Teknologi pun disiapkan dengan menghargai tepung gaplek yang bertransformasi menjadi mocaf (modified cassava flour) yang di pasaran sering disebut mocal (bagus juga sesuatu yang tadinya mokal ternyata menjadi bisa terwujud). Dengan sentuhan kuliner berbagai sajian ala bakery berbahan dasar singkongpun siap menggoyang lidah, keartistikan tampilan dipadu cita rasa, hmm senyum anak singkongpun merekah. Menyadari ketergantungan masyarakat Indonesia akan beras (belum merasa makan bila belum menyantap nasi) dikembangkan juga teknologi rasi (beras singkong).
Transformasi di bagian hilir ini dibarengi pula transformasi di bagian hulu, bila umumnya pebisnis singkong (termasuk petani) menanam singkong selama 9–12 bulan untuk varietas dalam, Puslitbangtan pun melepas tanaman ketela pohon siap dipanen pada umur 6–8 bulan untuk varietas Genjah. Penghematan waktu yang cukup berarti secara makro dalam pengurangan biaya produksi yang diharapkan meningkatkan gairah pelaku bisnisnya.

Mobil naik singkong. Bila umumnya singkong diangkut oleh truk, kini sebaliknya mobil diangkut singkong. Lho? Dengan semakin meningkatnya kebutuhan energi, energi yang berasal dari bahan fosil (minyak, batubara) pun terancam tidak mampu mencukupinya. Perhatian dunia bergeser kepada penyediaan energi alternatif salah satunya dengan energi terbarukan yaitu bioenergi.
Amerika Serikat mengalokasikan kedelainya sebagai bahan baku bioenergi, Kuba mengagihkan sebagian tebunya menjadi bioetanol. Singkong (bersama sagu) dari Indonesiapun menjadi incaran dunia, kandungan pati yang tinggi dalam singkong diubah menjadi gula sederhana yang kemudian difermentasikan menjadi etanol dengan bantuan mikroba menjadikan singkong sebagai sumber bioetanol yang potensial.
Prosesnya meliputi gelatinasi, sakharifikasi yang dilanjutkan dengan fermentasi dengan bantuan yeast (ragi) Saccharomyzes ceraviseze. Dengan pembandingan standar tetes yang memiliki perbandingan bahan baku/bioetanol yang dihasilkan sebesar 4:1 (dari 1000 kg bahan baku dihasilkan 250 l bioetanol), singkong memiliki nilai 6.5:1 dan lebih tinggi dibanding sagu yang bernilai 12:1.

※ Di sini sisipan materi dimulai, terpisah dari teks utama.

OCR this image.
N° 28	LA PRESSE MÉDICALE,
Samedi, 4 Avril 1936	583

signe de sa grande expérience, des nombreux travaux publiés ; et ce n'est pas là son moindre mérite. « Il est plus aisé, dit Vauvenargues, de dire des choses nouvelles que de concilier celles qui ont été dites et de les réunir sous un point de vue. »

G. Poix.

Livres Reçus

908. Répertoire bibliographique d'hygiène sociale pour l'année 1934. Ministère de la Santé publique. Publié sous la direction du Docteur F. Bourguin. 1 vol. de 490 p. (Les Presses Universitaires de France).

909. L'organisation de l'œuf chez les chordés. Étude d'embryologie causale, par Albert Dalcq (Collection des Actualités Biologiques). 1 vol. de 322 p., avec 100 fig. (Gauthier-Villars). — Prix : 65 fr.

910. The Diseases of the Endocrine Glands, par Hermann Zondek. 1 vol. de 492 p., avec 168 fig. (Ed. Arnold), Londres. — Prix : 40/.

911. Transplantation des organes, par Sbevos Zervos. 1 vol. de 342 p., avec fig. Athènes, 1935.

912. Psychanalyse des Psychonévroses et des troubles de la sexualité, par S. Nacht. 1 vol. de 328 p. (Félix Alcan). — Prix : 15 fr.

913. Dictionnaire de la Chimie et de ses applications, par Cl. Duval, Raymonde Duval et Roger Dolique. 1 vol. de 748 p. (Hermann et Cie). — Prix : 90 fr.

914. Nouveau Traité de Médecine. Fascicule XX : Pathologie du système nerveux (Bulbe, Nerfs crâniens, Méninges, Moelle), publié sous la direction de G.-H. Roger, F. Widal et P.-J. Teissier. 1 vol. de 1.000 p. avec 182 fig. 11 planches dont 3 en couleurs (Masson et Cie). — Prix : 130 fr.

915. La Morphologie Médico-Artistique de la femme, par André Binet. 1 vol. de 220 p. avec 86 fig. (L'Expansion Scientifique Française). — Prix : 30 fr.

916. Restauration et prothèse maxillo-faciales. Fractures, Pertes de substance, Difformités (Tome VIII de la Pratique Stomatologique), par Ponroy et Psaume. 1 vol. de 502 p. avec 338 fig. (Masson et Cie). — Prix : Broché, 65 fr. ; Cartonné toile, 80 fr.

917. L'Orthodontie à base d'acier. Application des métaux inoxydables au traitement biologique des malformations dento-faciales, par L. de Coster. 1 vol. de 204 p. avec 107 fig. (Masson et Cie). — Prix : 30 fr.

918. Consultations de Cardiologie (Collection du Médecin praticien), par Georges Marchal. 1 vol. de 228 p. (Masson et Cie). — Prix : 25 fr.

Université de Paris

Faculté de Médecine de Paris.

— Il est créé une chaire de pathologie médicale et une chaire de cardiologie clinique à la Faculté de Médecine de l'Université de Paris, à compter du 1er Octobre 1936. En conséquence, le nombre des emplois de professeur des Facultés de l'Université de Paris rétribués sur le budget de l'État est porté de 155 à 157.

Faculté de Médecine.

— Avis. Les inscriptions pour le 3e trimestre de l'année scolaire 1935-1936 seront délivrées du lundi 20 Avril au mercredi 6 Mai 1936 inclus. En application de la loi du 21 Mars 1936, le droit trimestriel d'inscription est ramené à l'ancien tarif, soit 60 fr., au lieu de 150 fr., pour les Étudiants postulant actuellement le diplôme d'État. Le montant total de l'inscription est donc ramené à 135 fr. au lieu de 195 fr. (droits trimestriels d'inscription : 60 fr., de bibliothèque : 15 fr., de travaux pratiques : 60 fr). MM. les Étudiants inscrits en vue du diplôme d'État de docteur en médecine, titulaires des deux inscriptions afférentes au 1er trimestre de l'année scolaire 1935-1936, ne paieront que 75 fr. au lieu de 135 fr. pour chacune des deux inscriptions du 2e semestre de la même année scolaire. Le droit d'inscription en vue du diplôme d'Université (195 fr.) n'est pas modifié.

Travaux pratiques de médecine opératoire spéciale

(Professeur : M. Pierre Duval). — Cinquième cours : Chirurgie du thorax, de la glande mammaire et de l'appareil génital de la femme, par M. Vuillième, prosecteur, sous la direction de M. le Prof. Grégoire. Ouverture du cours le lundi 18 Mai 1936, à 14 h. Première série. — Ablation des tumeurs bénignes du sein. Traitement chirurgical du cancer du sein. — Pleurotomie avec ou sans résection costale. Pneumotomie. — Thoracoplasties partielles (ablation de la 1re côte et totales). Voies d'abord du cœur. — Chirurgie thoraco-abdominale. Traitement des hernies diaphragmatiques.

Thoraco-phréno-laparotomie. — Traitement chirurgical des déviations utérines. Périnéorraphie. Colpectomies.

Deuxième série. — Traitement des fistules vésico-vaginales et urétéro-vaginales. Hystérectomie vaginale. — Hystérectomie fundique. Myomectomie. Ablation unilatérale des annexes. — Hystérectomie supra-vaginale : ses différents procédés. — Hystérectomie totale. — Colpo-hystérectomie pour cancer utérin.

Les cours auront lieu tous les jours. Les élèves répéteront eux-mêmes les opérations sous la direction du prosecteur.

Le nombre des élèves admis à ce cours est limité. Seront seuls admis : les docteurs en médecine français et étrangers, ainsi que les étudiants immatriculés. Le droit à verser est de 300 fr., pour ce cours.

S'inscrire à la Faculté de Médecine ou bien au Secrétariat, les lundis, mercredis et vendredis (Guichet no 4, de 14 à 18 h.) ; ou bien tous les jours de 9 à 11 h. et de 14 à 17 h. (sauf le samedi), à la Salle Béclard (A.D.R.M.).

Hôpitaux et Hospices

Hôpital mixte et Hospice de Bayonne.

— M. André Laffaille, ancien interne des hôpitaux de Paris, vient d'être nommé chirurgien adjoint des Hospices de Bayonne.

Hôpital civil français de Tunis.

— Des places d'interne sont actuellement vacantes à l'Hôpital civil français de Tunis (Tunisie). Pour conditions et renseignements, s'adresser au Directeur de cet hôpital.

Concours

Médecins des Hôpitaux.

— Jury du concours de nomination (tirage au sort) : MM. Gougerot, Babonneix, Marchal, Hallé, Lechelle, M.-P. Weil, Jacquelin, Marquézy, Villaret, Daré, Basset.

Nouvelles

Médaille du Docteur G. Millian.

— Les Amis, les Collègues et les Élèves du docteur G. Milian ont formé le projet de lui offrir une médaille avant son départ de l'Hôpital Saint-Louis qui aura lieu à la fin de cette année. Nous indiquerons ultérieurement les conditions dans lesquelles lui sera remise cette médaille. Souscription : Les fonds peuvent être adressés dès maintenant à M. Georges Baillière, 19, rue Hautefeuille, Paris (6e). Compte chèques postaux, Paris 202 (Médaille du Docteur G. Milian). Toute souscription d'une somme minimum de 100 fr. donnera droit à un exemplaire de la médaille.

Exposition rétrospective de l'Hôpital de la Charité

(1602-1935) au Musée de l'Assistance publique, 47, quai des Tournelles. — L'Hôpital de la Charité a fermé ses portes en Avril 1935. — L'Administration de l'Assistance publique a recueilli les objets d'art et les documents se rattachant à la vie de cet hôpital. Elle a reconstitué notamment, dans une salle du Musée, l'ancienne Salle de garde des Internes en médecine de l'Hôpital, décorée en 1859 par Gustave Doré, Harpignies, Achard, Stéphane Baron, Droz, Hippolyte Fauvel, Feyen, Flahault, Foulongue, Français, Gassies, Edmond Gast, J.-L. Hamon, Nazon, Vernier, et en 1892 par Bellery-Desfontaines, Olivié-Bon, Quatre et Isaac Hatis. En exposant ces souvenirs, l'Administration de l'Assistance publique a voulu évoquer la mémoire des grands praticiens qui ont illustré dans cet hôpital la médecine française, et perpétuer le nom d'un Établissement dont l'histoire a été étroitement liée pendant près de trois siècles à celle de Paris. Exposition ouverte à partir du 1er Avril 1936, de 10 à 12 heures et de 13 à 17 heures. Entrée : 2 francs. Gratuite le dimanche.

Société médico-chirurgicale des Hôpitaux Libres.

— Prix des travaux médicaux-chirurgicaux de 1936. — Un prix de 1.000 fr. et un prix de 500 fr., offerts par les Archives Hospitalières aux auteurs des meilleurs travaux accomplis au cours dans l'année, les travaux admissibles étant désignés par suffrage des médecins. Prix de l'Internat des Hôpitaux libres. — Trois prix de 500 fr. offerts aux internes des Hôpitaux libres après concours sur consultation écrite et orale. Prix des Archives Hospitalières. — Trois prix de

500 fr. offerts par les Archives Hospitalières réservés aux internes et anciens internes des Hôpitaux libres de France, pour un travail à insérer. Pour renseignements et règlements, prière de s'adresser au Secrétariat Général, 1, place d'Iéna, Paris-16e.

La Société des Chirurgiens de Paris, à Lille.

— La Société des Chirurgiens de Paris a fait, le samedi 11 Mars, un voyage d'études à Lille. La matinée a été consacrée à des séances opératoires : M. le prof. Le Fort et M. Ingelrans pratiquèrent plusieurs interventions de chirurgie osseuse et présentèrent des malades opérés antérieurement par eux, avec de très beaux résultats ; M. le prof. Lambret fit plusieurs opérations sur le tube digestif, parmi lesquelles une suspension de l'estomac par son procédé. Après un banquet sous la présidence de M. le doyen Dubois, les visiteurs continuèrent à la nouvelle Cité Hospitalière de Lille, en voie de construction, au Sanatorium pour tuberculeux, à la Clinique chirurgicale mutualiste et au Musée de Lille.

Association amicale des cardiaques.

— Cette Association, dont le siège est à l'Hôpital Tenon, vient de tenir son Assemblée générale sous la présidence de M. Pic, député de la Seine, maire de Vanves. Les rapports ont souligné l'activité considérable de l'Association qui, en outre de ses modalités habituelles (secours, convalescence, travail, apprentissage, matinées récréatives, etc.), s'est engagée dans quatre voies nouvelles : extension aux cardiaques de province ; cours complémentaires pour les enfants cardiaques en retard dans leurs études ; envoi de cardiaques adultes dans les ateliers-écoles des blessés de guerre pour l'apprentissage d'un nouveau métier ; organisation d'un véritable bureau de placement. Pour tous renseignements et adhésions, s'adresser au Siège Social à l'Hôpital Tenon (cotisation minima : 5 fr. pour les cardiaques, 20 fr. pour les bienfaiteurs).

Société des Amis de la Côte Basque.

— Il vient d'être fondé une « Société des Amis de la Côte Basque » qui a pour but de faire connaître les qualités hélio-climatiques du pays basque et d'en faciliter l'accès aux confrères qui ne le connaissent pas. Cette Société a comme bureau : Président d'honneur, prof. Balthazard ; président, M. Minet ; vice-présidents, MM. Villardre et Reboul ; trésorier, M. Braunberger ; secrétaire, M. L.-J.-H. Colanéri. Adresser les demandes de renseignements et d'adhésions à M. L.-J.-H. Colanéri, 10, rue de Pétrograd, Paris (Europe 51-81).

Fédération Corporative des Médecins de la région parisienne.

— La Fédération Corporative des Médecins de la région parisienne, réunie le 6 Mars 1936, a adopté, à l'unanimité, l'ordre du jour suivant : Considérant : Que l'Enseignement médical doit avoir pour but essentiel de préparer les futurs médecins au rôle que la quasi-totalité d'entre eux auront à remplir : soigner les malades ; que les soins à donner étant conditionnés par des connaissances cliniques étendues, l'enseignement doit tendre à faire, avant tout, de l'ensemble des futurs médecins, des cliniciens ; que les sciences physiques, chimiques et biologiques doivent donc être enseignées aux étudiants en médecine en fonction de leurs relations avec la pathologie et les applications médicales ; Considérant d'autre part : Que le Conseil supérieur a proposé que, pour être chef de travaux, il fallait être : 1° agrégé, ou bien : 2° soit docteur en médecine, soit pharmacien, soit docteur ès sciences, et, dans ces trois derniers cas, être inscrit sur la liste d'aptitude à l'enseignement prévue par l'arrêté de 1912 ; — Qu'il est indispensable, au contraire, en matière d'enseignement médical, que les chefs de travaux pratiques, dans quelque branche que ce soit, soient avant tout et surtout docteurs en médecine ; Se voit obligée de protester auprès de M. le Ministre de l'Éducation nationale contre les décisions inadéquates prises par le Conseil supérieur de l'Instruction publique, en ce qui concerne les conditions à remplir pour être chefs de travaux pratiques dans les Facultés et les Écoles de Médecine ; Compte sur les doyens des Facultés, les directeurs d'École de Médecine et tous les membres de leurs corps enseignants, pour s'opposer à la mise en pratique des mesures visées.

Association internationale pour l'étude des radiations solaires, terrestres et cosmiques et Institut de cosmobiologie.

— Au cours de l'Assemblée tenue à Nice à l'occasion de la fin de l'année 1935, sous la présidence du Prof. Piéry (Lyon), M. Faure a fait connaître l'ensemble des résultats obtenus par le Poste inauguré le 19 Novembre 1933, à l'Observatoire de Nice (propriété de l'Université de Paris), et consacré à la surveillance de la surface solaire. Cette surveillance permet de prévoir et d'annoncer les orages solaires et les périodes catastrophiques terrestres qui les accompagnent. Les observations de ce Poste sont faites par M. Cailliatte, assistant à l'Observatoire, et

Tarik menarik pangan dan energi. Melihat potensinya tak heran bila singkong akan menjadi primadona perebutan antara pemenuhan pangan dan energi. Sangat diperlukan pertimbangan bijak dan penetapan skala prioritas pemenuhan kebutuhan pangan. Sebagai contoh Cina, Negara dengan jumlah penduduk yang tinggi, memprioritaskan penggunaan tanaman pangan jagung dan kedelai sebagai sumber pangan. Di lain pihak potensial dikembangkan sumber energi dari tanaman non pangan sehingga benturan antar kepentingan dapat diminimalkan.

Bangganya jadi Anak Singkong
Nah mencermati dinamika transformasi singkong ini, tentu terjadi transformasi perilaku, seiring peningkatan kualitas produk, duh bangganya jadi anak singkong. Semoga

Note: tak pelak biografi pengusaha papan ataspun bertajuk Chairul Tanjung Si Anak Singkong.